In 2018 Graves was diagnosed with amyloid cardiomyopathy, also known as stiff heart syndrome, and given six months to live. The Queens-born musician had studied the heartbeat as a source of rhythm since the 1970s, encouraging other players to incorporate the tempo of their pulse into their performance.
“It’s like some higher power saying: ‘OK, buddy, you wanted to study this, here you go,” he told the New York Times soon after his diagnosis. “Now the challenge is inside of me.”
He made his illness part of his music and his work as a visual artist, believing that heart conditions might be helped by making recordings of an unhealthy heartbeat and then musically performing a healthier rhythm to encourage biofeedback. A recent exhibition at the Philadelphia Institute of Contemporary Art surveyed his career up to his most recent works.
Born on 20 August 1941, Graves started playing the drums aged three and soon expanded his studies. In his early 20s he performed in dance and Latin groups in New York; hearing the John Coltrane Quartet with Elvin Jones inspired him to push his own musical explorations, transposing the dance moves from his Latin band days into a new technique: “So I said: ‘That’s all I’ll do. I’m going to start dancing down below,’” he told the New York Times. “I started dancing on the high-hat.”
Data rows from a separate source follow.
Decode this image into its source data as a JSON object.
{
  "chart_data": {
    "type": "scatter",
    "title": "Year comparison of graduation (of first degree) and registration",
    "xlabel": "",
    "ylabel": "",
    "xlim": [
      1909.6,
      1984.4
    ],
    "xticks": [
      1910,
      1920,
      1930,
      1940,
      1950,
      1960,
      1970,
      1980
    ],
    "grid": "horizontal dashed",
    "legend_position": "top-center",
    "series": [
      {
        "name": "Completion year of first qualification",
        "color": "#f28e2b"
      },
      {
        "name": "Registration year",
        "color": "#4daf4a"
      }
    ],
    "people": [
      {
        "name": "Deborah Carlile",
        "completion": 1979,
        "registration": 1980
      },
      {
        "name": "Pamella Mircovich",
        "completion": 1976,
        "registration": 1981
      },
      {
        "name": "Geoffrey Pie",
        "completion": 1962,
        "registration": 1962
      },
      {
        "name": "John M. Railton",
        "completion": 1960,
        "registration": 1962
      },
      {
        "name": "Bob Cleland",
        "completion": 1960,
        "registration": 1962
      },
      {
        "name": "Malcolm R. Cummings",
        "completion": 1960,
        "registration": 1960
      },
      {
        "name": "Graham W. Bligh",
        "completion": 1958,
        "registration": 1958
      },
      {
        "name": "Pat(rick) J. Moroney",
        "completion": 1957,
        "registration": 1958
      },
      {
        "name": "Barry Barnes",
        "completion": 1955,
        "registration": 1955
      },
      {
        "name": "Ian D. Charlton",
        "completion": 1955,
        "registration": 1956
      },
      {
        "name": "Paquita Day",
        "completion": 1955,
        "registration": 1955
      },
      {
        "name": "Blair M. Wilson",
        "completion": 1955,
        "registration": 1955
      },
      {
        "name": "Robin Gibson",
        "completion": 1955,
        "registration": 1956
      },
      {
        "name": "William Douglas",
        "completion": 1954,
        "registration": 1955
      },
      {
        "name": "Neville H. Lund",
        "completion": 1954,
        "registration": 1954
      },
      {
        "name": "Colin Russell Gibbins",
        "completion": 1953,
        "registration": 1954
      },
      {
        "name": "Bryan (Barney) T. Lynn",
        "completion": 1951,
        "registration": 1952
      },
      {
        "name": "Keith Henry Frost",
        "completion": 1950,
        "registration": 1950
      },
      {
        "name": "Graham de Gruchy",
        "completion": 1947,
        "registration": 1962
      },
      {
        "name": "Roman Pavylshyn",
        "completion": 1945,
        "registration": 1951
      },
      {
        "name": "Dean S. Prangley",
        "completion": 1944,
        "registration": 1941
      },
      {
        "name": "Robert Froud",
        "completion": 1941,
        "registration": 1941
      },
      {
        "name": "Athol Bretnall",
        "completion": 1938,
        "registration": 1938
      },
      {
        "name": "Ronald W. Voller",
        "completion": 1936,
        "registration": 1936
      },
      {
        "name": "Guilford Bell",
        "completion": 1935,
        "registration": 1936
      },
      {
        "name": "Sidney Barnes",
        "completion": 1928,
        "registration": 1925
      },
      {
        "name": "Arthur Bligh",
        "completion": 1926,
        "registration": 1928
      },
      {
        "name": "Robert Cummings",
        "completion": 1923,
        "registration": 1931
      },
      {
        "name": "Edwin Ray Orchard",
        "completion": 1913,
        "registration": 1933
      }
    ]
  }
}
He developed a unique style and setup, as described by critic Val Wilmer in her book As Serious As Your Life:
Graves moved around his drumset with astonishing speed, beating rapid two-handed tattoos on every surface. Each stroke was clearly defined so that there were no rolls in the conventional sense; the emphasis was on clarity. He used his cymbals in the way another drummer might use a gong or another drum. With the NYAQ [New York Art Quartet], Graves’s snare drum was tuned high as was the norm, but already his tom-toms were producing a deeper sound than usual. By the end of the 60s, though, he had dispensed with the snare and his three tom-toms were tuned as loosely as is common in rock today ... Graves was probably the first American drummer to remove all of his bottom heads because of their tendency to absorb sound.
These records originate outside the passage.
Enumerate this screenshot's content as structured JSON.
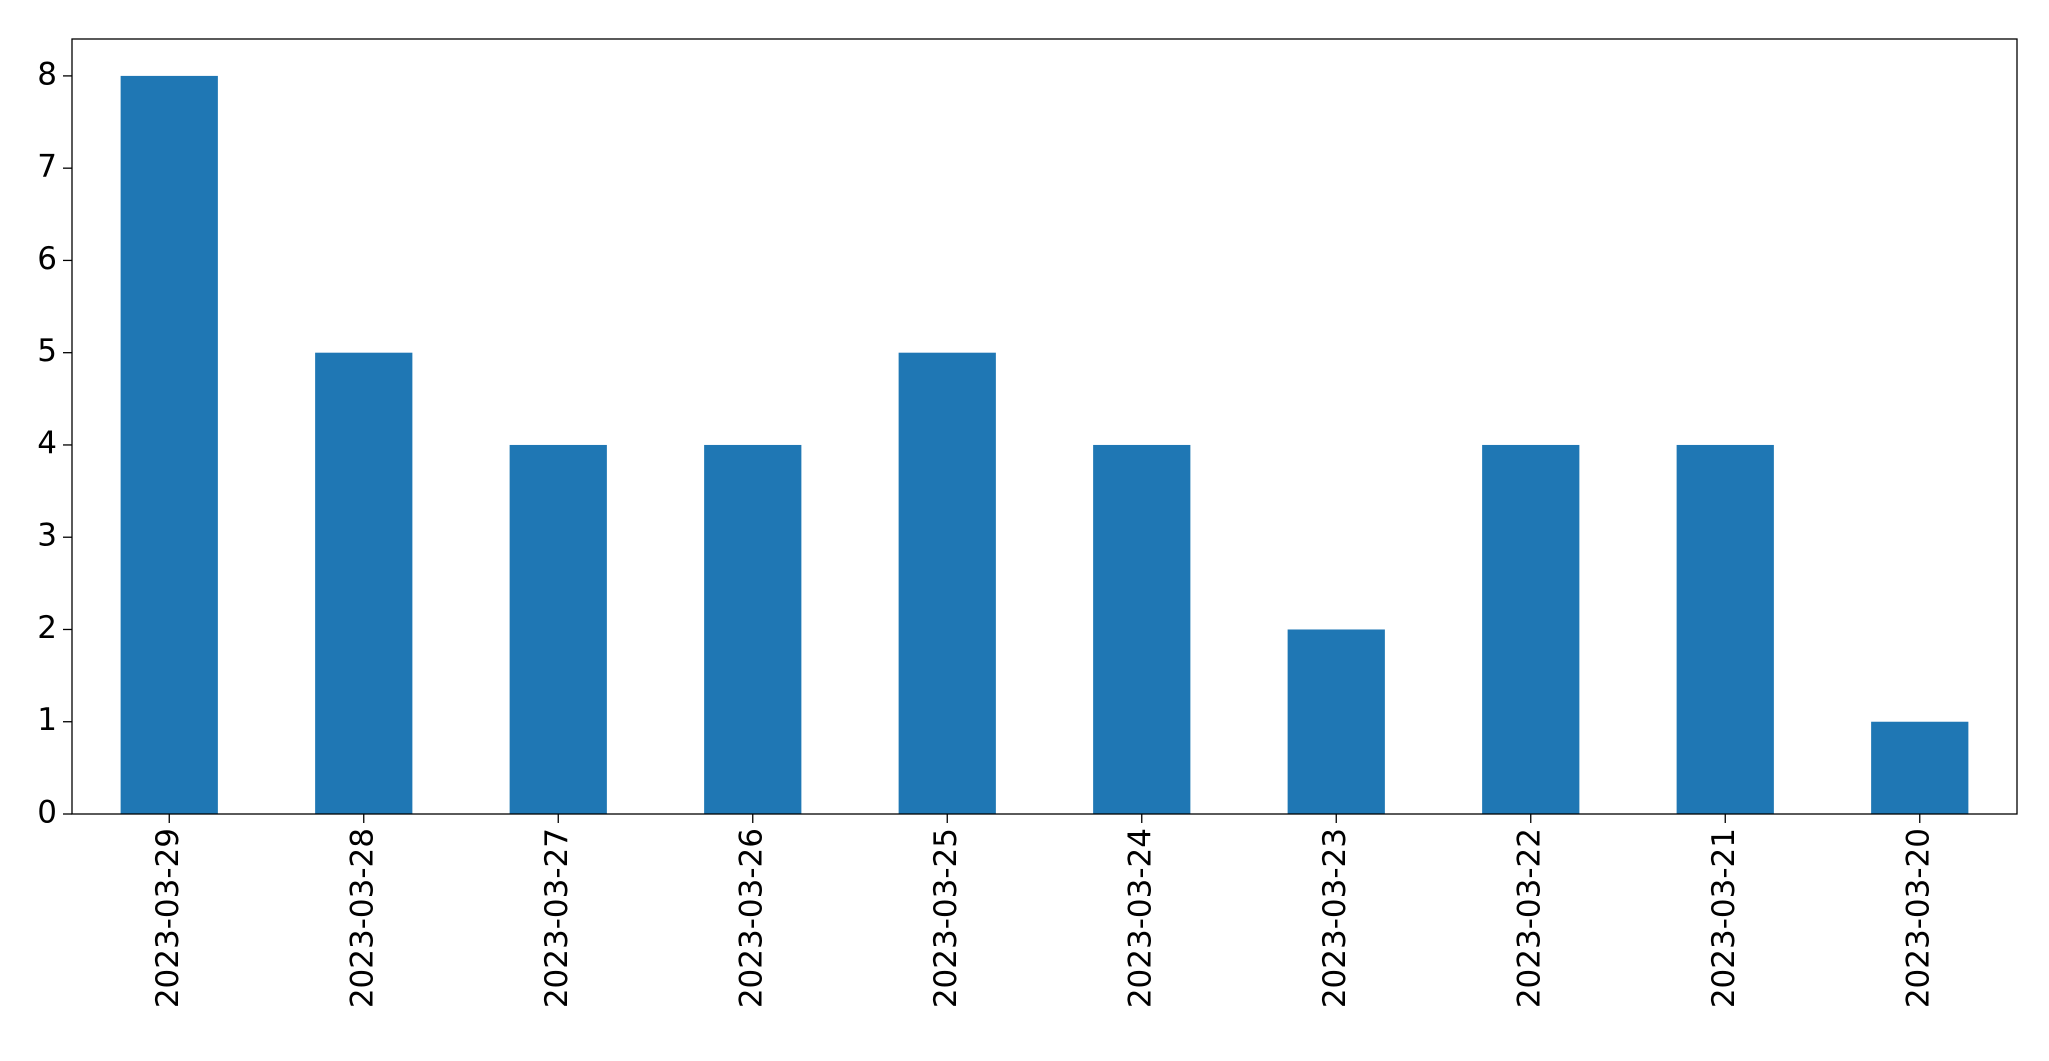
{
  "chart_data": {
    "type": "bar",
    "categories": [
      "2023-03-29",
      "2023-03-28",
      "2023-03-27",
      "2023-03-26",
      "2023-03-25",
      "2023-03-24",
      "2023-03-23",
      "2023-03-22",
      "2023-03-21",
      "2023-03-20"
    ],
    "values": [
      8,
      5,
      4,
      4,
      5,
      4,
      2,
      4,
      4,
      1
    ],
    "color": "#1f77b4",
    "ylim": [
      0,
      8.4
    ],
    "yticks": [
      0,
      1,
      2,
      3,
      4,
      5,
      6,
      7,
      8
    ],
    "grid": false
  }
}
By 1964 he had joined Roswell Rudd, Giuseppi Logan and John Tchicai in the New York Art Quartet. That decade, he would play with Albert Ayler’s trio, Miriam Makeba and Sonny Sharrock, and released the album Percussion Ensemble alongside drummer Sonny Morgan, which has been hailed as one of the greatest percussion albums of all time.
Graves would later collaborate with Sun Ra, John Zorn, Anthony Braxton, Bill Laswell, Lou Reed and Sam Amidon.
He also pursued a vast array of nonmusical endeavours – natural healing, herbology and frontline science – believing them to be complementary practices to encourage healing and consciousness. In the 1970, he invented Yara, a form of martial arts based on the physicality of the praying mantis. He taught at Bennington College in Vermont on a variety of subjects from 1973 to 2012.
In 2000, Graves was named a Guggenheim Fellow, and used some of the prize funds to further his studies into the relationship between music and the heart. In 2017, he and a group of Italian biologists patented stem cell regeneration technology that uses frequency response.
Jazz critic John Corbett wrote: “Graves’s heart studies … confirm the falsity of one of the easiest potshots taken at nonmetrical or polymetrical drumming in free jazz, namely, that it’s unnatural and doesn’t mimic the heart, which is assumed to have a steady beat.”
Also in 2018, Graves was the subject of a documentary, Milford Graves Full Mantis. Director Jake Meginsky, who studied with Graves for 15 years, told the Quietus of his subject’s “almost scientist’s drive to explain his creative process, [which] is clearly extremely complex and dynamic. He’s not cagey or protective. He’s filled with energy to share. That’s a rare thing for a musician.”
• This article was amended on 13 February 2021. In an earlier version the musician Roswell Rudd was incorrectly named as Roswell Judd.